Due to this process, the received signal is not identical to the one originally transmitted. While some of the changes might not actually be audible, others will cause a significant deterioration of speech quality.
Whether a speech sample is of excellent or poor quality, is subjective to the listener and his/her internal reference by which the sample is judged. In order to assess quality, listening experiments may be performed where test subjects are asked to rate the quality of a speech sample on a scale from 1 (bad) to 5 (excellent). The mean value of these ratings then forms the so-called Mean Opinion Score (MOS), which is used as the general numerical indicator for speech quality.
Conducting listening experiments is, however, rather impractical if cost and time-efficiency are important. Therefore, algorithms (ITU-T P.862/863) have been developed in the past which are able to estimate the outcome of listening experiments. The score used for quality indication is then not one given by test subjects (subjective MOS) but the one calculated by the estimator (objective MOS), since a high correlation of these scores is assumed.
While the MOS can already be reliably estimated in most cases, these estimators do not deliver enough information about the causes of sub-optimal quality. One approach being investigated is the interpretation of quality as a point in a vector space, where the dimensions score specific degradation characteristics. The set of dimensions currently investigated consists of Noisiness, Coloration, Dicontinuity and Loudness. Since the dimensions are assumed to be independent (othogonal) of each other, they can be individually scored in listening experiments, resulting in a set of dimension-based MOS values. An associated estimation algorithm would then be targeted at calculating the dimension-based MOS objectively. Such an algorithm is a current work item of the ITU-T under the title Percepual Approaches for Multi-Dimensional Analysis (P.AMD).
Another work item of the ITU-T is the Technical Cause Analysis (P.TCA). Here, the numerical scoring by MOS is abandoned for an exhaustive list of audible signal degradations. In listening experiments the listener is to choose the most prominent degradation from this list. Since the perceptual categorization of speech impairments by naive listeners is not reliable, expert listeners (speech processing background) are required for these experiments. Their annotations may then be used to develop the corresponding estimator, which could either assign each degradation category an estimate of its relative annotation frequency or a hard decision value (0 or 1) signaling if the category is a probable cause for the observed sub-optimal speech quality.
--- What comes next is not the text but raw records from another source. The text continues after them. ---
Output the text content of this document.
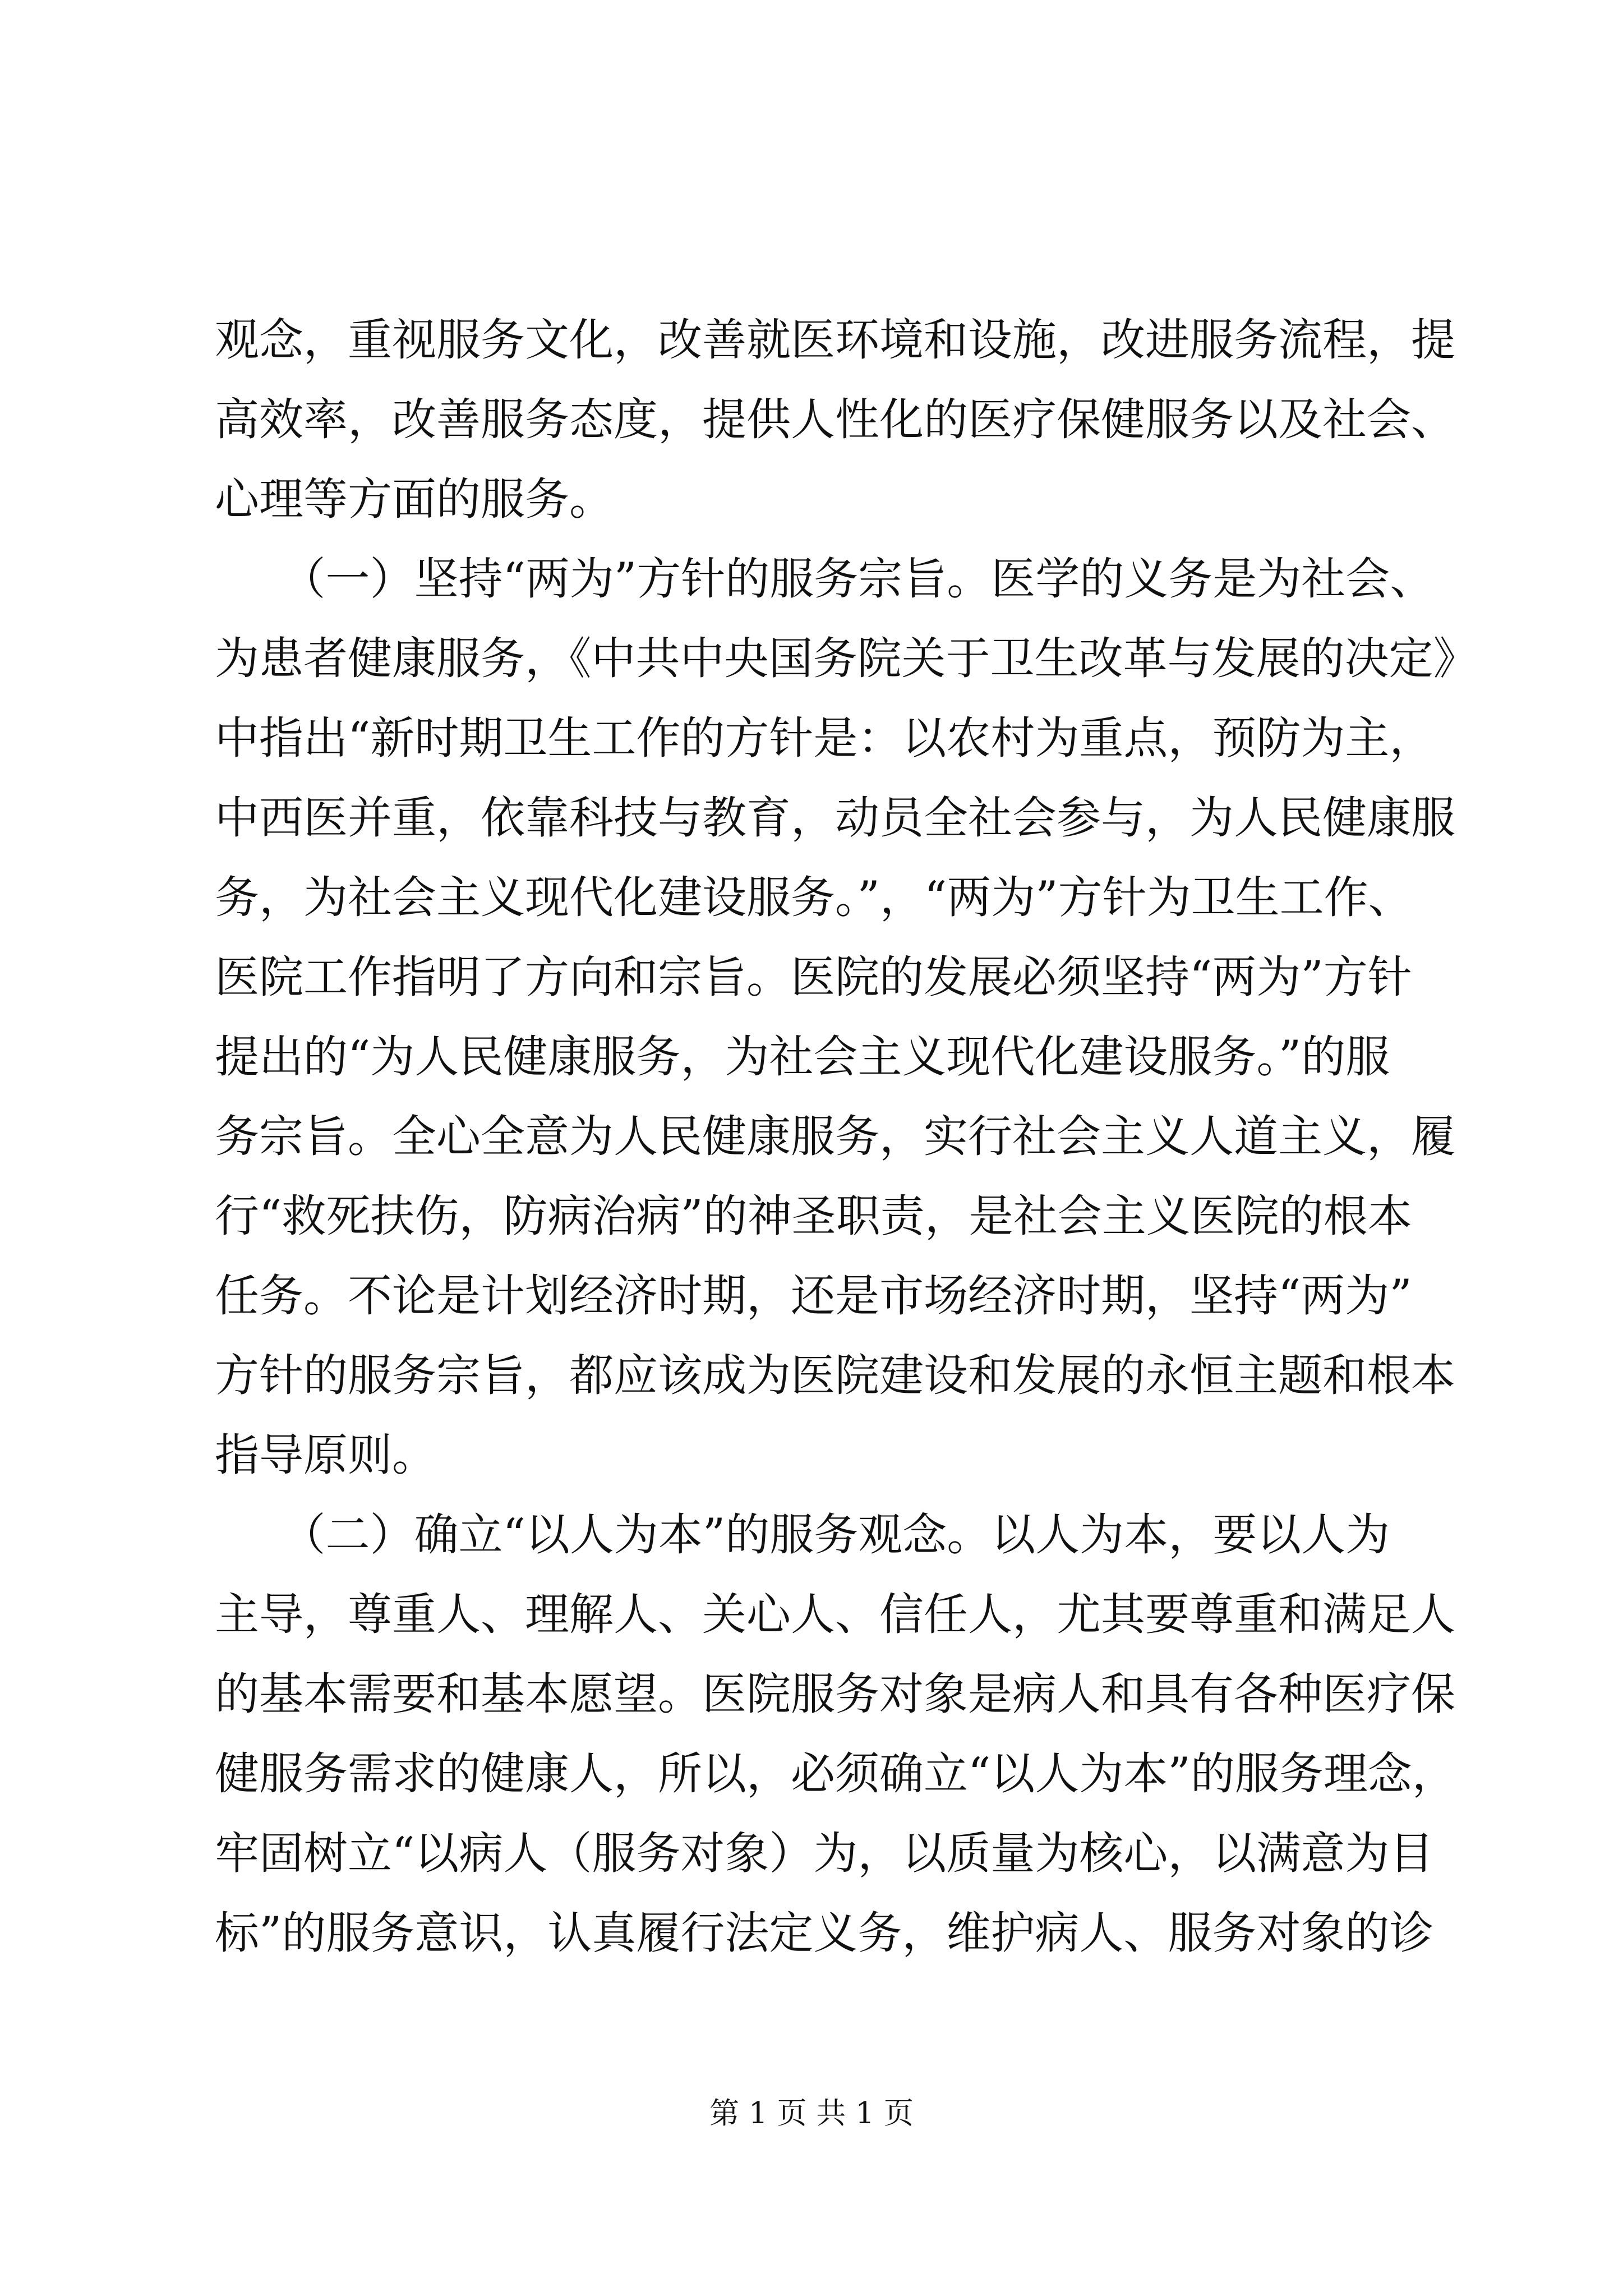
观念，重视服务文化，改善就医环境和设施，改进服务流程，提
高效率，改善服务态度，提供人性化的医疗保健服务以及社会、
心理等方面的服务。
　　（一）坚持“两为”方针的服务宗旨。医学的义务是为社会、
为患者健康服务，《中共中央国务院关于卫生改革与发展的决定》
中指出“新时期卫生工作的方针是：以农村为重点，预防为主，
中西医并重，依靠科技与教育，动员全社会参与，为人民健康服
务，为社会主义现代化建设服务。”，“两为”方针为卫生工作、
医院工作指明了方向和宗旨。医院的发展必须坚持“两为”方针
提出的“为人民健康服务，为社会主义现代化建设服务。”的服
务宗旨。全心全意为人民健康服务，实行社会主义人道主义，履
行“救死扶伤，防病治病”的神圣职责，是社会主义医院的根本
任务。不论是计划经济时期，还是市场经济时期，坚持“两为”
方针的服务宗旨，都应该成为医院建设和发展的永恒主题和根本
指导原则。
　　（二）确立“以人为本”的服务观念。以人为本，要以人为
主导，尊重人、理解人、关心人、信任人，尤其要尊重和满足人
的基本需要和基本愿望。医院服务对象是病人和具有各种医疗保
健服务需求的健康人，所以，必须确立“以人为本”的服务理念，
牢固树立“以病人（服务对象）为，以质量为核心，以满意为目
标”的服务意识，认真履行法定义务，维护病人、服务对象的诊
第 1 页 共 1 页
This estimator is part of our research here in the DSS team.
Although above work item is titled Technical Cause Analysis, annotations and, hence, the estimations are still purely perception-based. However, for telecommunication providers it is of special interest to find the „technical truth“, meaning the unit in the processing chain responsible for the sub-optimal quality due to malfunction, iconvenient parametrization or some other internal reason. Therefore, our team decided to also focus on what we call Root Cause Analysis. Here, algorithms are to be developed which return likelihood values for each processing unit or network error type regarding their involvement in the observed quality degradation.